Chaque année, près de 65 classes de grande section de maternelle, de CP et de CE1 de 25 écoles bénéficient tous les 15 jours d’interventions pédagogiques des trois éco-jardiniers de la Ville qui mènent également des actions en direction des centres de loisirs. Ces formations globales et immersives de sensibilisation et d’éducation à l’environnement passent bien souvent par la création de jardins potagers au sein même des écoles ou au Potager du Roi ou au Domaine de Madame Élisabeth.
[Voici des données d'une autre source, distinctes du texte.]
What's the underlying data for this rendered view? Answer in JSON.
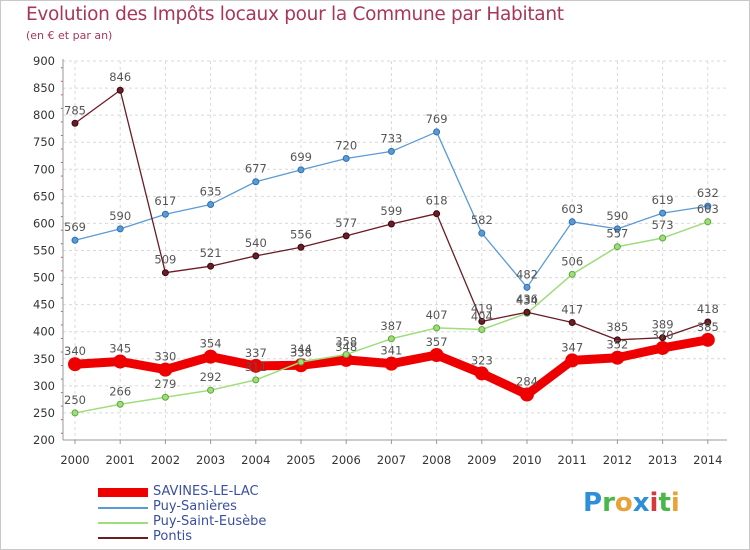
{
  "title": "Evolution des Impôts locaux pour la Commune par Habitant",
  "subtitle": "(en € et par an)",
  "logo": {
    "text": "Proxiti",
    "colors": [
      "#2e8fd8",
      "#49b849",
      "#e8a23a",
      "#2e8fd8",
      "#d43a3a",
      "#49b849",
      "#e8a23a"
    ]
  },
  "chart_data": {
    "type": "line",
    "x": [
      "2000",
      "2001",
      "2002",
      "2003",
      "2004",
      "2005",
      "2006",
      "2007",
      "2008",
      "2009",
      "2010",
      "2011",
      "2012",
      "2013",
      "2014"
    ],
    "ylim": [
      200,
      900
    ],
    "yticks": [
      200,
      250,
      300,
      350,
      400,
      450,
      500,
      550,
      600,
      650,
      700,
      750,
      800,
      850,
      900
    ],
    "grid": true,
    "legend": "bottom-left",
    "series": [
      {
        "name": "SAVINES-LE-LAC",
        "color": "#ee0000",
        "width": 9,
        "values": [
          340,
          345,
          330,
          354,
          337,
          338,
          348,
          341,
          357,
          323,
          284,
          347,
          352,
          370,
          385
        ]
      },
      {
        "name": "Puy-Sanières",
        "color": "#5b9bd5",
        "width": 1.3,
        "values": [
          569,
          590,
          617,
          635,
          677,
          699,
          720,
          733,
          769,
          582,
          482,
          603,
          590,
          619,
          632
        ]
      },
      {
        "name": "Puy-Saint-Eusèbe",
        "color": "#9fdc7a",
        "width": 1.5,
        "values": [
          250,
          266,
          279,
          292,
          311,
          344,
          358,
          387,
          407,
          404,
          434,
          506,
          557,
          573,
          603
        ]
      },
      {
        "name": "Pontis",
        "color": "#6b1c24",
        "width": 1.3,
        "values": [
          785,
          846,
          509,
          521,
          540,
          556,
          577,
          599,
          618,
          419,
          436,
          417,
          385,
          389,
          418
        ]
      }
    ]
  }
}
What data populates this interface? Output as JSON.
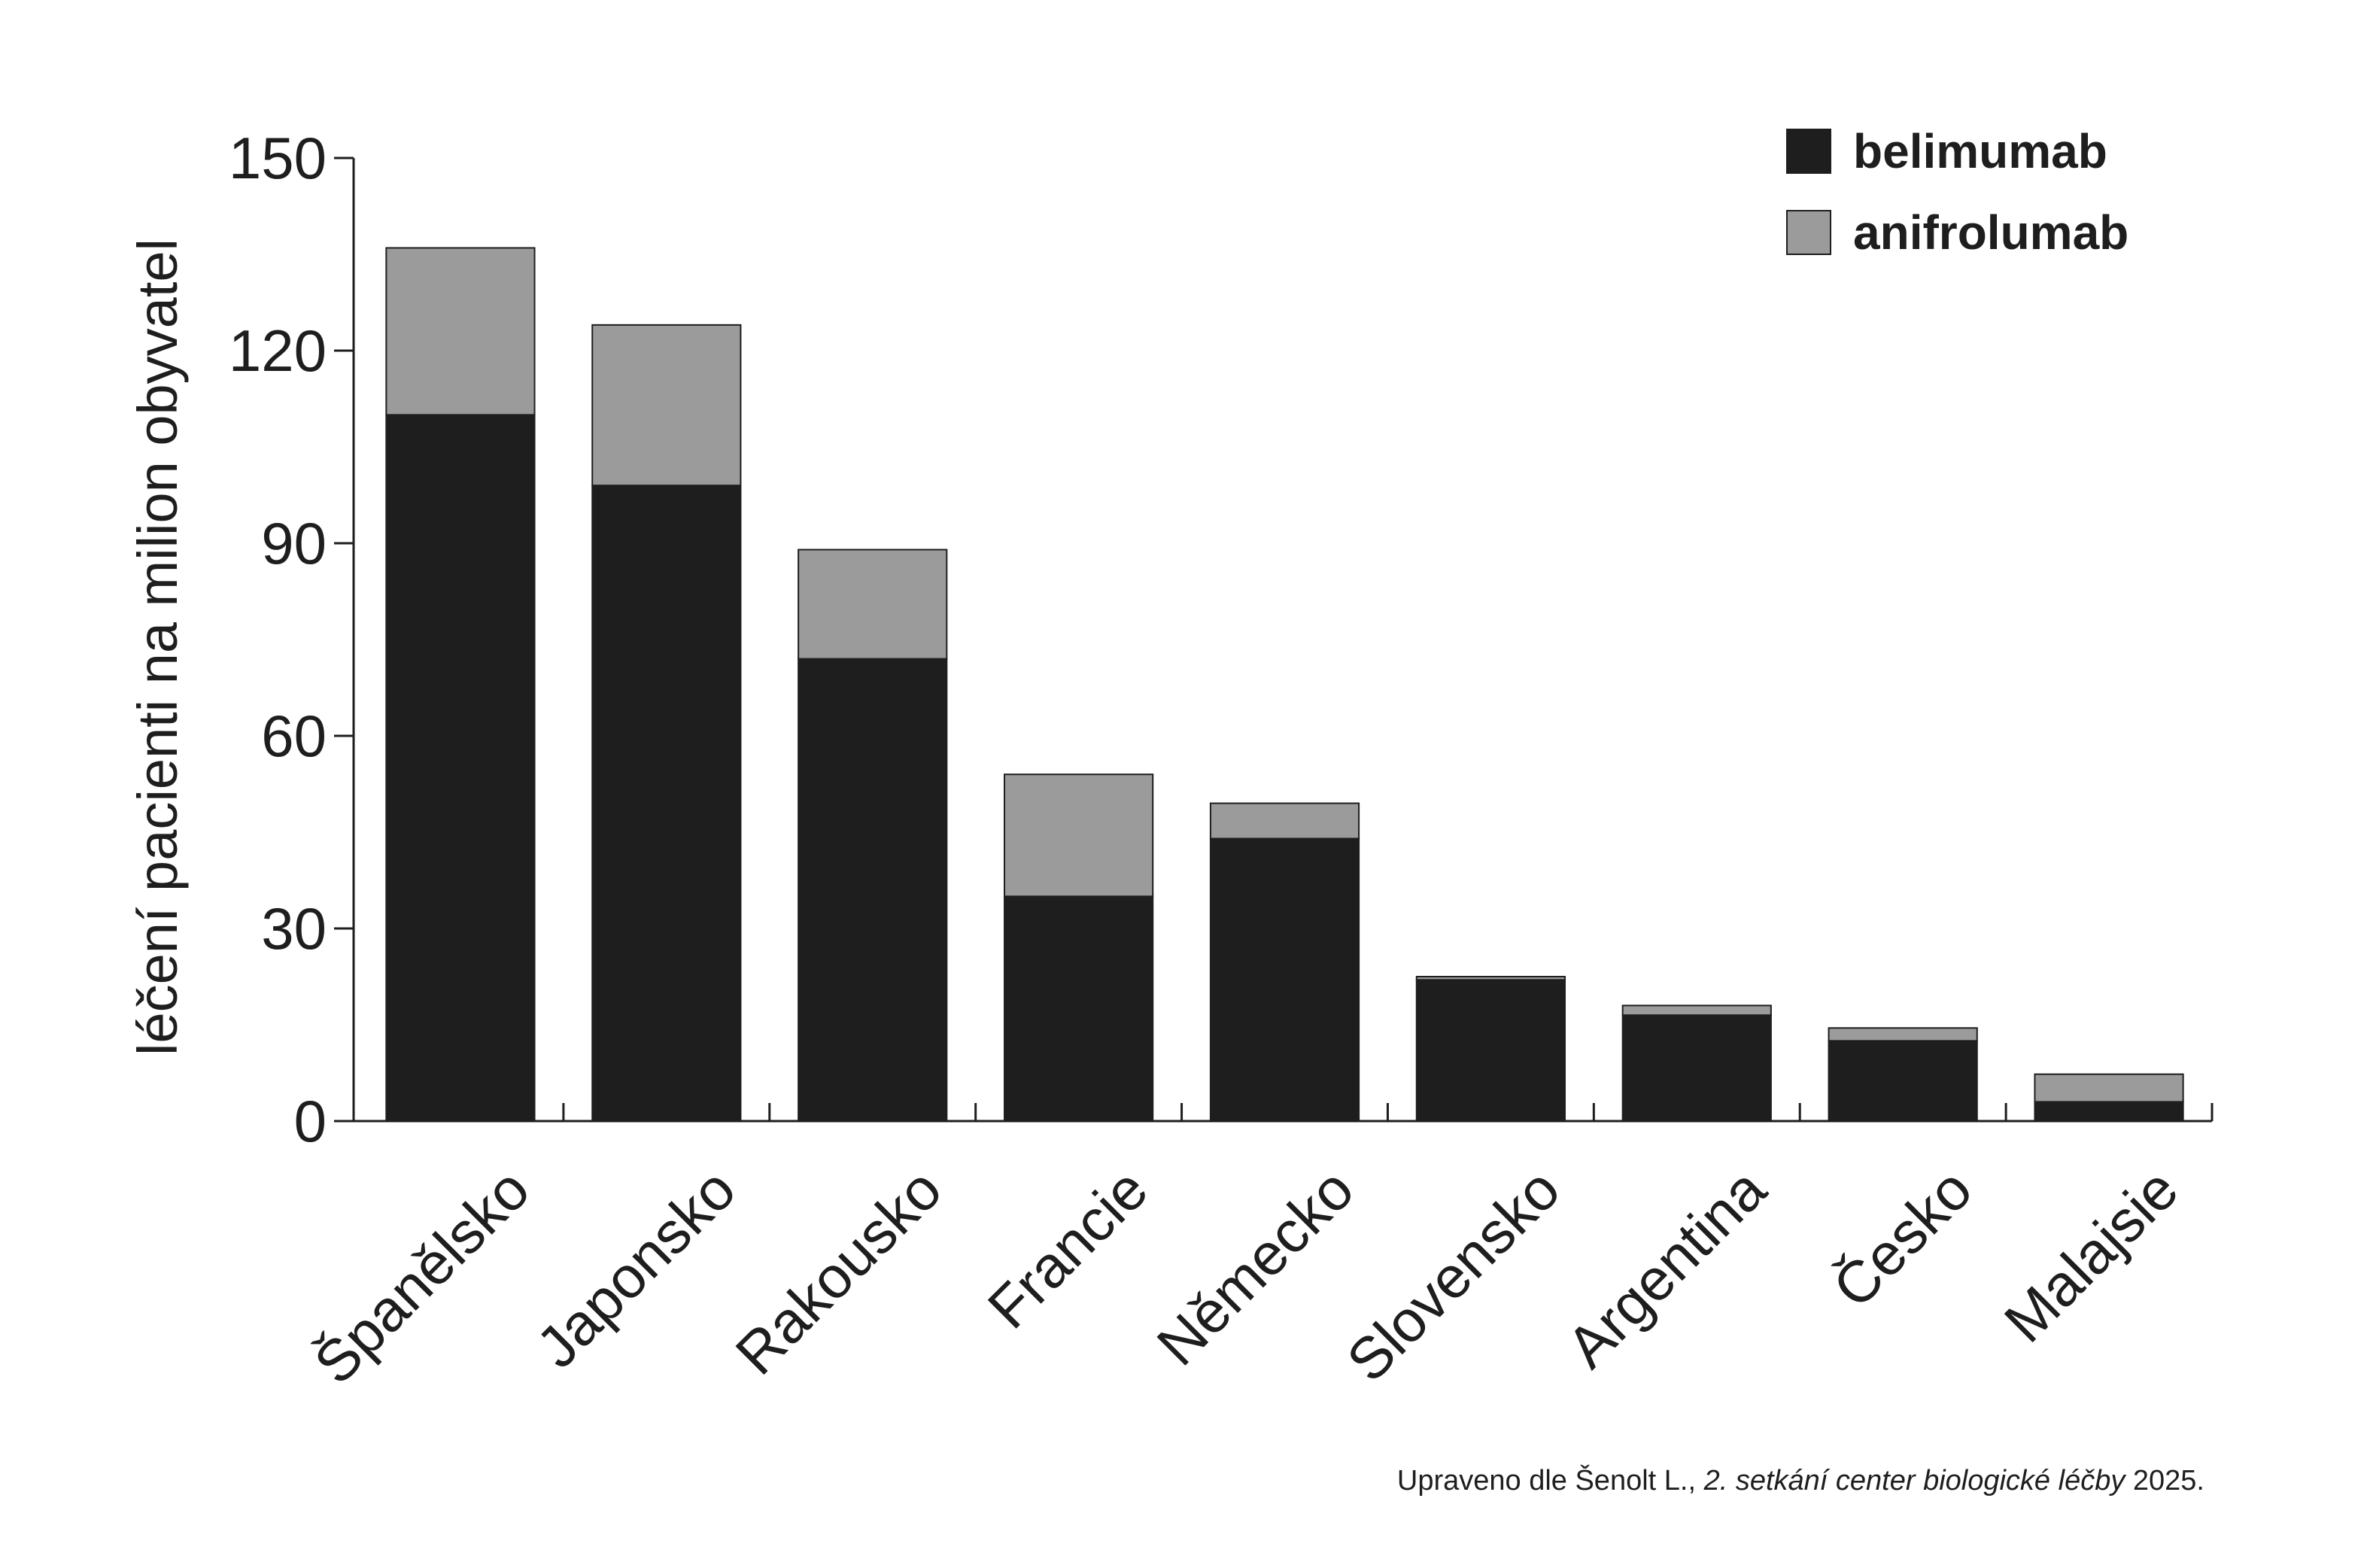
{
  "chart_data": {
    "type": "bar",
    "stacked": true,
    "title": "",
    "xlabel": "",
    "ylabel": "léčení pacienti na milion obyvatel",
    "ylim": [
      0,
      150
    ],
    "yticks": [
      0,
      30,
      60,
      90,
      120,
      150
    ],
    "categories": [
      "Španělsko",
      "Japonsko",
      "Rakousko",
      "Francie",
      "Německo",
      "Slovensko",
      "Argentina",
      "Česko",
      "Malajsie"
    ],
    "series": [
      {
        "name": "belimumab",
        "color": "#1e1e1e",
        "values": [
          110,
          99,
          72,
          35,
          44,
          22,
          16.5,
          12.5,
          3
        ]
      },
      {
        "name": "anifrolumab",
        "color": "#9b9b9b",
        "values": [
          26,
          25,
          17,
          19,
          5.5,
          0.5,
          1.5,
          2,
          4.3
        ]
      }
    ],
    "legend": "top-right",
    "grid": false
  },
  "source": {
    "prefix": "Upraveno dle Šenolt L., ",
    "italic": "2. setkání center biologické léčby",
    "suffix": " 2025."
  }
}
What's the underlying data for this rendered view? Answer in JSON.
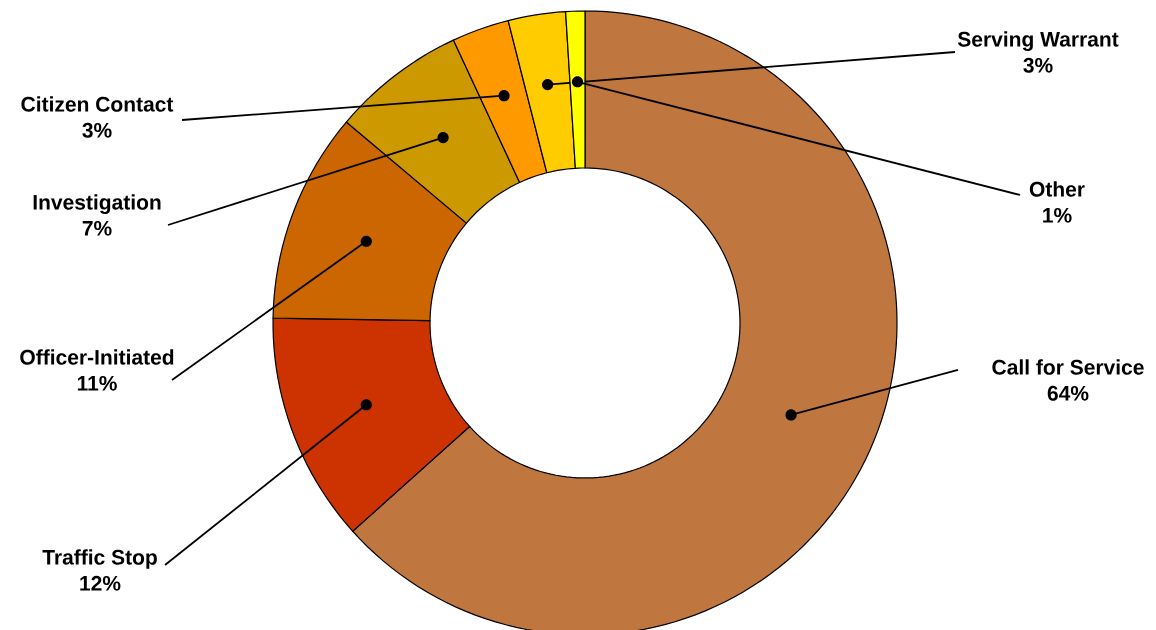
{
  "chart_data": {
    "type": "donut",
    "categories": [
      "Call for Service",
      "Traffic Stop",
      "Officer-Initiated",
      "Investigation",
      "Citizen Contact",
      "Serving Warrant",
      "Other"
    ],
    "values": [
      64,
      12,
      11,
      7,
      3,
      3,
      1
    ],
    "value_labels": [
      "64%",
      "12%",
      "11%",
      "7%",
      "3%",
      "3%",
      "1%"
    ],
    "colors": [
      "#c0763f",
      "#cc3300",
      "#cc6600",
      "#cc9900",
      "#ff9900",
      "#ffcc00",
      "#ffff00"
    ]
  }
}
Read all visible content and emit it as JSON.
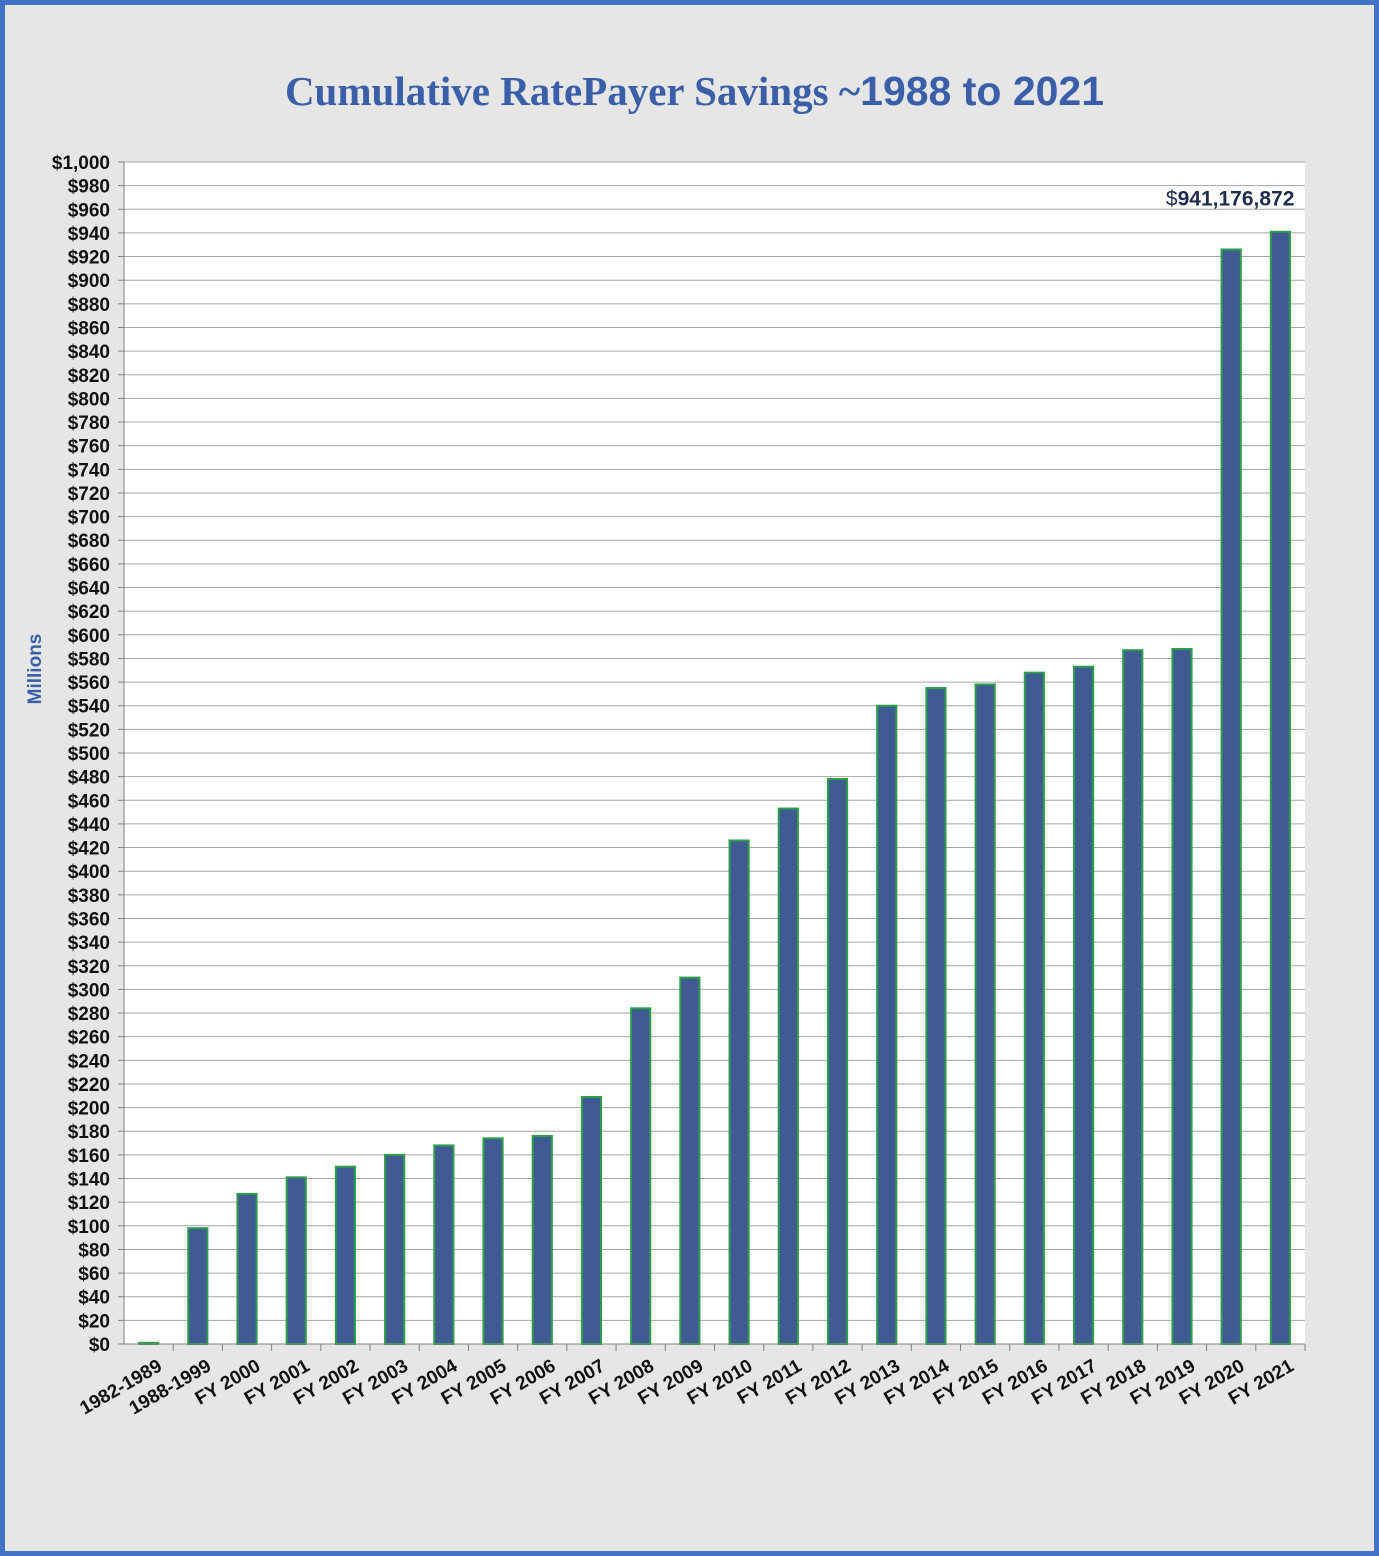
{
  "chart_data": {
    "type": "bar",
    "title": "Cumulative RatePayer Savings ~1988 to 2021",
    "title_parts": {
      "text": "Cumulative RatePayer Savings ~",
      "years": "1988 to 2021"
    },
    "ylabel": "Millions",
    "xlabel": "",
    "ylim": [
      0,
      1000
    ],
    "y_tick_step": 20,
    "y_tick_prefix": "$",
    "grid": true,
    "legend": "none",
    "categories": [
      "1982-1989",
      "1988-1999",
      "FY 2000",
      "FY 2001",
      "FY 2002",
      "FY 2003",
      "FY 2004",
      "FY 2005",
      "FY 2006",
      "FY 2007",
      "FY 2008",
      "FY 2009",
      "FY 2010",
      "FY 2011",
      "FY 2012",
      "FY 2013",
      "FY 2014",
      "FY 2015",
      "FY 2016",
      "FY 2017",
      "FY 2018",
      "FY 2019",
      "FY 2020",
      "FY 2021"
    ],
    "values": [
      1,
      98,
      127,
      141,
      150,
      160,
      168,
      174,
      176,
      209,
      284,
      310,
      426,
      453,
      478,
      540,
      555,
      558,
      568,
      573,
      587,
      588,
      926,
      941
    ],
    "annotation": {
      "category": "FY 2021",
      "prefix": "$",
      "text": "941,176,872"
    },
    "colors": {
      "bar_fill": "#3f5b91",
      "bar_edge": "#2e9e4a",
      "frame": "#4472c4",
      "title": "#3b5ea8",
      "grid": "#a6a6a6",
      "background": "#e6e6e6",
      "plot_area": "#ffffff"
    }
  }
}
« Souvent les enfants n’ont pas de jardin chez eux et les petites bêtes les repoussent. Notre objectif est de leur permettre par la pratique de changer de regard sur la nature et de leur faire prendre conscience de la nécessité de la protéger. Chaque sortie au potager est ainsi propice à l’observation de la faune et de la flore, de l’évolution des plantes dont ils ont eux-mêmes semé les graines », explique Sandrine Joudrier, éco-jardinier de la Ville.
« En devenant ainsi acteurs, les enfants sont davantage réceptifs et sensibles aux messages de prévention que l’on peut leur transmettre, comme le zéro-phyto, les éco-gestes comme le paillage, le compostage ou la récupération d’eau que nous réalisons également avec eux. »
Et quand ils ne sont pas au potager, les enfants apprennent à créer des hôtels à insectes, à chauve-souris ou à hérisson…

Le dossier

Glossaire

Ailes au bout digité : découpure caractéristique au niveau du bout de l'aile, commun chez beaucoup d'espèces d'oiseaux comme la cigogne ou la grue

Florilèges prairies (protocole de sciences participatives) : suivi standardisé de la flore des prairies urbaines, lancé en 2015 et consistant à recenser 60 espèces dans 10 carrés d'1m2 au coeur même d'une prairie. Il permet d'évaluer l'effet des pratiques de gestion sur la qualité écologique des prairies et d'étudier la dynamique de l'évolution de ces milieux. 

Plante-hôte : plante spécifique sur laquelle un papillon va pondre et qui servira de nourriture  la chenille. Par exemple, la Petite Tortue Aglais urticae a l'ortie pour plante-hôte.

Propage (protocole de sciences participatives) : protocole créé en 2009, faisant partie de Vigie-Nature et animé par l'association Noé. Il a pour but d'évaluer la qualité d'un milieu en se basant sur la présence et la diversité des espèces de papillons de jour relevés sur la base de 38 espèces et groupes d'espèces.